The outcomes were brilliant. No team faltered. They all worked at applying their imagination and energy to producing a result. One group leveraged the focus on the 2014 FIFA World Cup, by going to a wholesaler and buying football jerseys of the major countries and selling them. They sold them to fellow workshop participants, hotel guests and to nearby fan hubs and shopping centres. Their result was the sale of 194 jerseys – a great effort because they, like the other participants, had to operate their money making business ideas around attending structured learning sessions on entrepreneurship.
Other business ideas varied from phone apps to websites, and from heat product for injuries to a home made health product. However, one of the more pleasing initiatives was an expression of social entrepreneurship. One group, lead by dynamic individual called Prinsa Shrestha, who just also happens to be Miss Nepal Earth (i.e. runner up in Miss Nepal 2014), chose to focus on launching a program to counter violence against women. It had a very practical format to it, offering women self-defence classes. In 48 hours they organised a venue, instructors and invited people to an introductory session in a weeks time. Using social media, they not only had 147 people sign-up, each paying a small booking fee, but also had the planned event picked up by The Himalayan Times. Their efforts were focused, swift and effective.
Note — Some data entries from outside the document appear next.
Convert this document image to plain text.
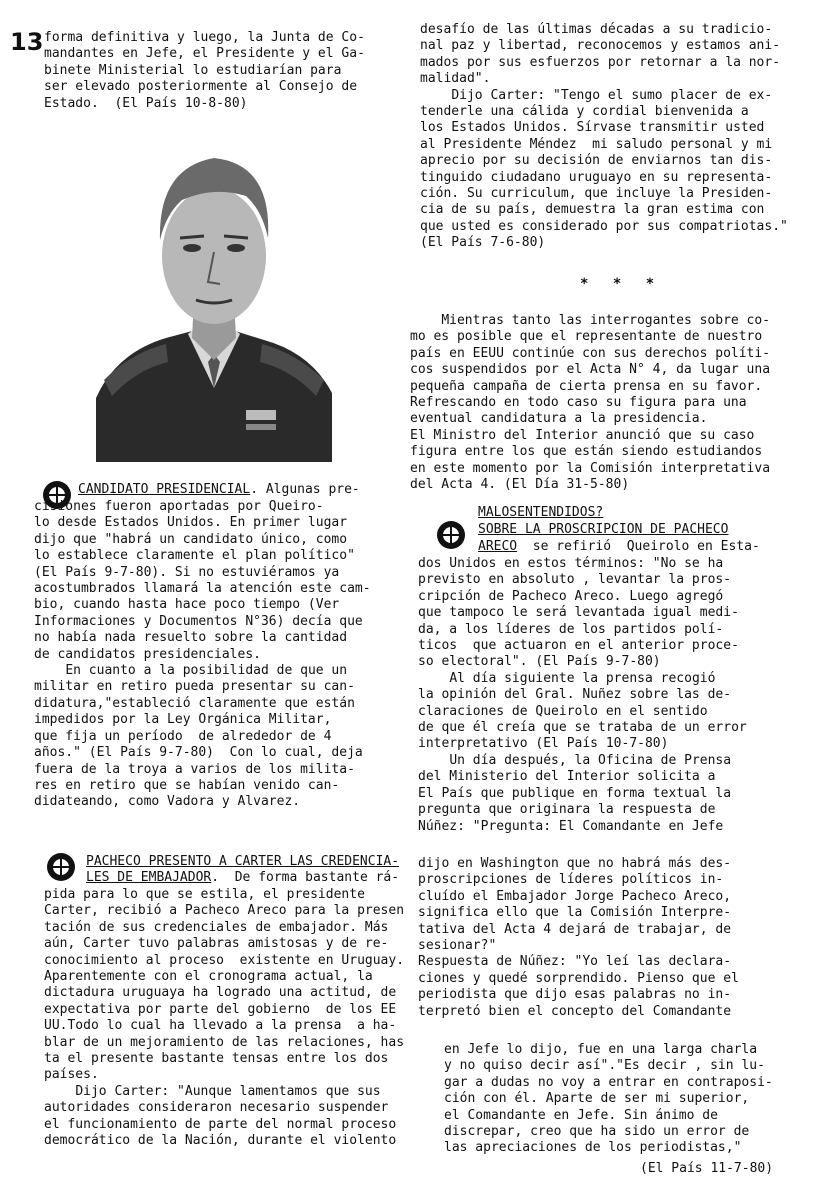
13 forma definitiva y luego, la Junta de Co-
mandantes en Jefe, el Presidente y el Ga-
binete Ministerial lo estudiarían para
ser elevado posteriormente al Consejo de
Estado.  (El País 10-8-80)

CANDIDATO PRESIDENCIAL. Algunas pre-

cisiones fueron aportadas por Queiro-
lo desde Estados Unidos. En primer lugar
dijo que "habrá un candidato único, como
lo establece claramente el plan político"
(El País 9-7-80). Si no estuviéramos ya
acostumbrados llamará la atención este cam-
bio, cuando hasta hace poco tiempo (Ver
Informaciones y Documentos N°36) decía que
no había nada resuelto sobre la cantidad
de candidatos presidenciales.
En cuanto a la posibilidad de que un
militar en retiro pueda presentar su can-
didatura,"estableció claramente que están
impedidos por la Ley Orgánica Militar,
que fija un período  de alrededor de 4
años." (El País 9-7-80)  Con lo cual, deja
fuera de la troya a varios de los milita-
res en retiro que se habían venido can-
didateando, como Vadora y Alvarez.

PACHECO PRESENTO A CARTER LAS CREDENCIA-

LES DE EMBAJADOR.  De forma bastante rá-

pida para lo que se estila, el presidente
Carter, recibió a Pacheco Areco para la presen
tación de sus credenciales de embajador. Más
aún, Carter tuvo palabras amistosas y de re-
conocimiento al proceso  existente en Uruguay.
Aparentemente con el cronograma actual, la
dictadura uruguaya ha logrado una actitud, de
expectativa por parte del gobierno  de los EE
UU.Todo lo cual ha llevado a la prensa  a ha-
blar de un mejoramiento de las relaciones, has
ta el presente bastante tensas entre los dos
países.
Dijo Carter: "Aunque lamentamos que sus
autoridades consideraron necesario suspender
el funcionamiento de parte del normal proceso
democrático de la Nación, durante el violento

desafío de las últimas décadas a su tradicio-
nal paz y libertad, reconocemos y estamos ani-
mados por sus esfuerzos por retornar a la nor-
malidad".
Dijo Carter: "Tengo el sumo placer de ex-
tenderle una cálida y cordial bienvenida a
los Estados Unidos. Sírvase transmitir usted
al Presidente Méndez  mi saludo personal y mi
aprecio por su decisión de enviarnos tan dis-
tinguido ciudadano uruguayo en su representa-
ción. Su curriculum, que incluye la Presiden-
cia de su país, demuestra la gran estima con
que usted es considerado por sus compatriotas."
(El País 7-6-80)

* * *

Mientras tanto las interrogantes sobre co-
mo es posible que el representante de nuestro
país en EEUU continúe con sus derechos políti-
cos suspendidos por el Acta N° 4, da lugar una
pequeña campaña de cierta prensa en su favor.
Refrescando en todo caso su figura para una
eventual candidatura a la presidencia.
El Ministro del Interior anunció que su caso
figura entre los que están siendo estudiandos
en este momento por la Comisión interpretativa
del Acta 4. (El Día 31-5-80)

MALOSENTENDIDOS?

SOBRE LA PROSCRIPCION DE PACHECO

ARECO  se refirió  Queirolo en Esta-

dos Unidos en estos términos: "No se ha
previsto en absoluto , levantar la pros-
cripción de Pacheco Areco. Luego agregó
que tampoco le será levantada igual medi-
da, a los líderes de los partidos polí-
ticos  que actuaron en el anterior proce-
so electoral". (El País 9-7-80)
Al día siguiente la prensa recogió
la opinión del Gral. Nuñez sobre las de-
claraciones de Queirolo en el sentido
de que él creía que se trataba de un error
interpretativo (El País 10-7-80)
Un día después, la Oficina de Prensa
del Ministerio del Interior solicita a
El País que publique en forma textual la
pregunta que originara la respuesta de
Núñez: "Pregunta: El Comandante en Jefe

dijo en Washington que no habrá más des-
proscripciones de líderes políticos in-
cluído el Embajador Jorge Pacheco Areco,
significa ello que la Comisión Interpre-
tativa del Acta 4 dejará de trabajar, de
sesionar?"
Respuesta de Núñez: "Yo leí las declara-
ciones y quedé sorprendido. Pienso que el
periodista que dijo esas palabras no in-
terpretó bien el concepto del Comandante

en Jefe lo dijo, fue en una larga charla
y no quiso decir así"."Es decir , sin lu-
gar a dudas no voy a entrar en contraposi-
ción con él. Aparte de ser mi superior,
el Comandante en Jefe. Sin ánimo de
discrepar, creo que ha sido un error de
las apreciaciones de los periodistas,"

(El País 11-7-80)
The lessons from this very positive experience in Kathmandu for me, was the potential to drive demonstrable action when you give passionate people a short time frame to generate ideas and execute. The goal to make money was tangible and real. There was nowhere to hide. Within all our businesses there is the opportunity to bring greater urgency to producing results. I encourage you to introduce your own version of a meaningful 48 Hour challenge, and see what you can produce.